Asteroid precision landing via multiple sliding surfaces guidance techniques

Autonomous close-proximity operations (hovering, landing) in the low-gravity environment exhibited by asteroids are particularly challenging. A novel nonlinear landing guidance scheme has been developed for spacecraft that are required to execute autonomous closed-loop guidance to a designated point on the asteroid surface. Based on highorder sliding-mode control theory, the proposed multiple sliding surface guidance algorithm has been designed to take advantage of the ability of the system to reach the sliding surface in a finite time. High control activity typical of sliding control design is avoided, resulting in a guidance law that is robust against unmodeled yet bounded perturbations.

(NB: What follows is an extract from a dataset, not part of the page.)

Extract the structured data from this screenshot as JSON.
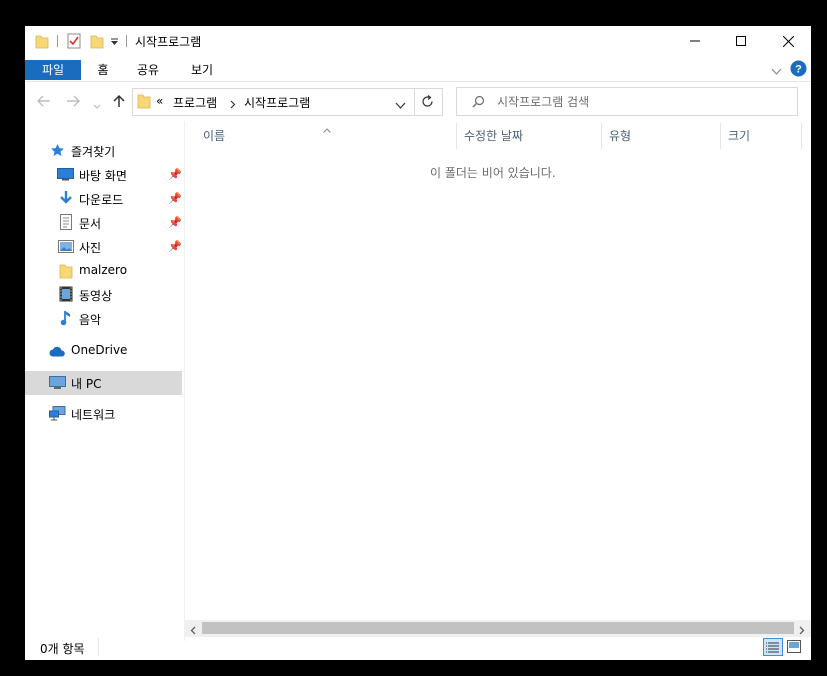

The proposed multiple sliding surface guidance does not require any off-line trajectory generation, and therefore it is flexible enough to target a large variety of points on the surface without the need of ground-based trajectory analysis. The global stability of the proposed guidance algorithm is proven using a Lyapunov-based approach. The behavior of the multiple sliding surface guidance-based feedback asteroid landing trajectories is investigated via a parametric analysis, and a full set of Monte Carlo simulations in realistic landing scenarios is implemented to evaluate the guidance performance. Based on such results, the multiple sliding surface guidance algorithm is demonstrated to be very accurate and flexible, and it has the potential to be implemented as real-time guidance during asteroid landing and possibly for close-proximity operations.